Keistimewaan lain adalah cara memasaknya, bahan bakarnya harus menggunakan kayu bakar. Karena apabila menggunakan kompor minyak maka rasa dari masakan pun akan berbeda, kurang sedap tentunya. Apabila nasi telah masak, kemudian diaduk-aduk sambil dikipasin menggunakan ilir (kipas yang terbuat dari anyaman bilah bambu) hingga adem merata (diakeul).
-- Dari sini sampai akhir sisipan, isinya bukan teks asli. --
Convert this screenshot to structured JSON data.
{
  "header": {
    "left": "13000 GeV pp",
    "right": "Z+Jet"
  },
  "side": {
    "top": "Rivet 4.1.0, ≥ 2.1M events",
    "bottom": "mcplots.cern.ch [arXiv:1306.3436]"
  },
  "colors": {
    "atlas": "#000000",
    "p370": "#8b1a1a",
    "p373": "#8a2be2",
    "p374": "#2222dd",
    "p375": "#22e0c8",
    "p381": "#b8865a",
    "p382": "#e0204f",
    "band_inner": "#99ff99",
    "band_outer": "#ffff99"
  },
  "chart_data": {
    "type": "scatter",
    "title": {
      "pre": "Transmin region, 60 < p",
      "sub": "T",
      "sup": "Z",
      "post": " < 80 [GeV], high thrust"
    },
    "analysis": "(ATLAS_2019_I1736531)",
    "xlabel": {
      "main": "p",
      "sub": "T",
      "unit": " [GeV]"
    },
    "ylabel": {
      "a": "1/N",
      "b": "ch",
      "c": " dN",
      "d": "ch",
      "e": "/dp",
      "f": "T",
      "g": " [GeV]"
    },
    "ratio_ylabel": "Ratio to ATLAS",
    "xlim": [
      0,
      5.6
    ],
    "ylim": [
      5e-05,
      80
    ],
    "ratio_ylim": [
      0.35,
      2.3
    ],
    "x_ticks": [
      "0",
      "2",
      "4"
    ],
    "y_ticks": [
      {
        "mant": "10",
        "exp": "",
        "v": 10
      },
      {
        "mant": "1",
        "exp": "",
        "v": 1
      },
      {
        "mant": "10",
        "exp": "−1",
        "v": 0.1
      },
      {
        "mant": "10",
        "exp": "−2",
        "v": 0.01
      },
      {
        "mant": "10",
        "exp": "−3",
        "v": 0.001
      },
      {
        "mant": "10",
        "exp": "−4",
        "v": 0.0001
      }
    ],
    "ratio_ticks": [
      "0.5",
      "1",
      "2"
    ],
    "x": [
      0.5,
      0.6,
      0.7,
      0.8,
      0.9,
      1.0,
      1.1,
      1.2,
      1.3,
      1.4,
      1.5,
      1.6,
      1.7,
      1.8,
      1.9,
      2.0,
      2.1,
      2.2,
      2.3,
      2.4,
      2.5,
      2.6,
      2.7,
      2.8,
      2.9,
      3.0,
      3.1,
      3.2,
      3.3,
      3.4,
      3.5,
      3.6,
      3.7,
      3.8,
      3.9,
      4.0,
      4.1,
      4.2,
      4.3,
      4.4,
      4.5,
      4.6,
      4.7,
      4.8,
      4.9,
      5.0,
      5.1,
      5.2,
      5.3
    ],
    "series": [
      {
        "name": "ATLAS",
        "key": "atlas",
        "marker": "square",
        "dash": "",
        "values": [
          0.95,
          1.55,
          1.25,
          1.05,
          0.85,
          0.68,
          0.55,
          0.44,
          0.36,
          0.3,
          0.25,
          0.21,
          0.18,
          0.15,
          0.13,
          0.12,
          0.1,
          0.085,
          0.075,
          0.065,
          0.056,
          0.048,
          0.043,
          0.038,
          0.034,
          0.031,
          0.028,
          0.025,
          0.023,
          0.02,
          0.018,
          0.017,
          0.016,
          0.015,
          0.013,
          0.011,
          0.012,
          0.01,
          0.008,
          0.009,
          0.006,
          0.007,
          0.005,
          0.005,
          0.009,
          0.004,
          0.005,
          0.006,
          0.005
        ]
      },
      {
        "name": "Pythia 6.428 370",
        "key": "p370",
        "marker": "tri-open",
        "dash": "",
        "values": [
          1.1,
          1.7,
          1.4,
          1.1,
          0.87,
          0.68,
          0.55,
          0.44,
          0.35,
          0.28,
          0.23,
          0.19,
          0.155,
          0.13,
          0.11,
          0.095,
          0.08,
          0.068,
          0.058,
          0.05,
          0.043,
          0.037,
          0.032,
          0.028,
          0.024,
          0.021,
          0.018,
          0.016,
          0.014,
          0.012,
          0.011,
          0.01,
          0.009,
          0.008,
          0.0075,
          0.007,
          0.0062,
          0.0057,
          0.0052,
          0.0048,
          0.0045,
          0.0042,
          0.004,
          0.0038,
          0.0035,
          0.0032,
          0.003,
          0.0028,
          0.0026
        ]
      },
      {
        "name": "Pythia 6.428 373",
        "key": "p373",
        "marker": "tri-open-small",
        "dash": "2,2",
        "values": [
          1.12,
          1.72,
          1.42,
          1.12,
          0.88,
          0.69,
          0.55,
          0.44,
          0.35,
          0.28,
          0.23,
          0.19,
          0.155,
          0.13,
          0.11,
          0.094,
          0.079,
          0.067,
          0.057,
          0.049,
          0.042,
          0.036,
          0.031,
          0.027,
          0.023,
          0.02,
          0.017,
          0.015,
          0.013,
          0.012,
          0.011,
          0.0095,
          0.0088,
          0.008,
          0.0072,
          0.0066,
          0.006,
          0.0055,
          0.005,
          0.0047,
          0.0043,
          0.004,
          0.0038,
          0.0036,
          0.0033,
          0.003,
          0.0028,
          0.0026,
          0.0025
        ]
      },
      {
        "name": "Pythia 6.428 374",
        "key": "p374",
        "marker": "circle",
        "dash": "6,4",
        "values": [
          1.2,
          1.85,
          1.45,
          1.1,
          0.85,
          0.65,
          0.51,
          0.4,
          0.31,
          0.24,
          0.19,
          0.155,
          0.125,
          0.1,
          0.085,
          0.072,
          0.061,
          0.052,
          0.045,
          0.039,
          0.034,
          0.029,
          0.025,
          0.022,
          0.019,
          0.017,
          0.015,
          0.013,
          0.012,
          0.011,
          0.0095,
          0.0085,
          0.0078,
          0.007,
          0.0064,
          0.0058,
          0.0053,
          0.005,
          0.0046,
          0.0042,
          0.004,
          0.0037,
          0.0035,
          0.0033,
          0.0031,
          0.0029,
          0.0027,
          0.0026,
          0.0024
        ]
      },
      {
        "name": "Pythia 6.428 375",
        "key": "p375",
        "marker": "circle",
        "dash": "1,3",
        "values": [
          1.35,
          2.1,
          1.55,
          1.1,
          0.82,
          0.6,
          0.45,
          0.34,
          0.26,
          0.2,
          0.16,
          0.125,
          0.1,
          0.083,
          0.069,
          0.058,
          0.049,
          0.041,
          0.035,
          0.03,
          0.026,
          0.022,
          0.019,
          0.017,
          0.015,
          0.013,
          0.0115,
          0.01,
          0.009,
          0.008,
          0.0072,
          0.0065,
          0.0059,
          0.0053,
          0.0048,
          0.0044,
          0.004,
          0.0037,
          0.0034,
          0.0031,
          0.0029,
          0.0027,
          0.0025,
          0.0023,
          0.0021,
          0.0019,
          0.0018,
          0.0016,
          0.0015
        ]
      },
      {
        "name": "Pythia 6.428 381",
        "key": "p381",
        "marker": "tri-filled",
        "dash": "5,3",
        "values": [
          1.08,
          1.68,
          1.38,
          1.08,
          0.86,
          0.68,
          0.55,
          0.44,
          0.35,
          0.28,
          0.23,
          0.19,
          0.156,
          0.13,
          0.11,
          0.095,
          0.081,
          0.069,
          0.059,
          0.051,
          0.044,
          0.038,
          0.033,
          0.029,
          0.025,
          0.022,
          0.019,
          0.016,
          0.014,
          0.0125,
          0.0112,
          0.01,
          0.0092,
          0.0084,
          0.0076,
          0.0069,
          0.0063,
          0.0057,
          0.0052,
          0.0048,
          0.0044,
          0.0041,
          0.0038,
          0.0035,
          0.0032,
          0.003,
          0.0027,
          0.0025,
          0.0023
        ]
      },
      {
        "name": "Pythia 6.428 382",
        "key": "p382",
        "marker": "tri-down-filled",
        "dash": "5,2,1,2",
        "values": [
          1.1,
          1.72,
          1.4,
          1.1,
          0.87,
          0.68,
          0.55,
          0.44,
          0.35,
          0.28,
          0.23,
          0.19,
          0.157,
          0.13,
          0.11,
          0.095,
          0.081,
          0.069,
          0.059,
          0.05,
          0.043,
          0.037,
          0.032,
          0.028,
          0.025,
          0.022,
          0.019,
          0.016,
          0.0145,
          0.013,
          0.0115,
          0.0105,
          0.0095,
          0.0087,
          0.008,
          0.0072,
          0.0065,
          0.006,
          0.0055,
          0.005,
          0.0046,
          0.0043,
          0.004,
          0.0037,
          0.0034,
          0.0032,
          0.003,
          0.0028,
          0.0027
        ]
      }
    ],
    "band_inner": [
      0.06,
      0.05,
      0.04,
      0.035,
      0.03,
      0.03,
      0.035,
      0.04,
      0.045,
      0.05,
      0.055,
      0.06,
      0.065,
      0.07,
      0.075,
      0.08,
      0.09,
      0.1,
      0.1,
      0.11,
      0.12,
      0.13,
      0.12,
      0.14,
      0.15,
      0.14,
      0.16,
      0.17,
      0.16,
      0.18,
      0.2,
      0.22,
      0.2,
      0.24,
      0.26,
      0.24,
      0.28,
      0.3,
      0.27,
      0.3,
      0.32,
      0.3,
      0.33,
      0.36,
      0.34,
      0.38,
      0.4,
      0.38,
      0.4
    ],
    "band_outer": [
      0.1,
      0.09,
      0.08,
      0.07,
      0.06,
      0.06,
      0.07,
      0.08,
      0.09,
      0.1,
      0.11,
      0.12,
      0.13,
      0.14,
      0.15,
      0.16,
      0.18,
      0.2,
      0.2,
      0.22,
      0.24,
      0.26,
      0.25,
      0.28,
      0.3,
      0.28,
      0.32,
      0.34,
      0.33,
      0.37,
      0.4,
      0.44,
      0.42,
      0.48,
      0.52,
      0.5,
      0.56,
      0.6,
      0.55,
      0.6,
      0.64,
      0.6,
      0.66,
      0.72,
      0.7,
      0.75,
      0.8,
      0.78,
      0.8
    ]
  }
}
Saat ini bisa dipastikan hampir setiap wisatawan yang datang berkunjung ke kota Cirebon selain manikmati obyek wisata yang ada di kota Cirebon , mereka juga mampir untuk menikmati sega jamblang. Bahkan yang dirasa cukup mengkhawatirkan ada gejala para pengunjung hanya datang untuk menikmati kuliner (sega jamblang) saja tanpa meninjau obyek-obyek wisata yang ada, setelah itu mereka kembali ke asalnya. Kuliner Cirebon sebenarnya tidak hanya sega jamblang, tetapi masih banyak yang lain , seperti ; empal gentong, nasi lengko, tahu gejrot, docang, sate kalong, mie koclok, dan lain-lain, tetapi dari semuanya yang selalu menjadi tujuan utama adalah sega jamblang. Sega jamblang sudah menjadi Icon kuliner bagi pengembangan pariwisata di kota Cirebon.

 

 

C.    PENUTUP

 

Sebagai icon kuliner kota Cirebon, sega jamblang ternyata memiliki sejarah yang cukup panjang, sehinggga wajarlah kalau saat ini sega jamblang di kenal oleh banyak orang, tidak saja warga kota Cirebon dan sekitarnya, tetapi juga para pengunjung dari berbagai kota yang datang ke kota Cirebon selalu mencari keberadaan sega jamblang. Beberapa informasi yang berkembang terkait awal mula keberadaan sega jamblang , dari sejak Jaman Perang Kedondong pada tahun (1753 – 1773), saat Pembangunan Jalan Anyer – Panarukan Oleh Daendels (1809 – 1810) atau saat pendirian Pabrik Gula pada tahun (1847), sangat sulit untuk dibuktikan karena tidak adanya dokumen tertulis yang ditemukan. Informasi yang berkembang sebatas informasi lisan dan ingatan kolektif masyarakat Cirebon yang diceritakan secara turun temurun. Yang perlu dijaga dan dilakukan saat ini adalah bagaimana agar Sega Jamblang sebagai icon kuliner kota Cirebon dapat menjadi daya tarik/magnet dan pemicu bagi pengembangan pariwisata kota Cirebon.

 

 DAFTAR PUSTAKA

 

  1. Atja (1986) : Carita Purwaka Caruban Nagari ; Karya Sastra Sebagai Sumber Pengetahuan Sejarah. Proyek Pengembangan Permuseuman Jawa Barat, Bandung, Indonesia.
  2. Prawiraredja, sugianto, mohammed.(2005) : CIREBON ; Falsafah, Tradisi dan Adat Budaya. Perum Percetakan Negara RI.
  3. Ki Kampah (2013) : Babad Cirebon Carub Kandha Naskah Tangkil. Ed.1 Deepublish, Yogyakarta.
  4. Judisseno, Rimsky K.(2017) : Aktivitas dan Kompleksitas Kepariwisataan : Suatu Tinjauan Tentang Kebijakan Pengembangan Kepariwisataan. PT.Gramedia Pustaka Utama, Anggota IKAPI, Jakarta.
  5. Antariksa, Basuki.(2018) : Kebijakan Pembangunan Sadar Wisata : Menuju Daya Saing Kepariwisataa Berkelanjutan. Intrans Publishing, Anggota IKAPI, Malang, Jawa Timur.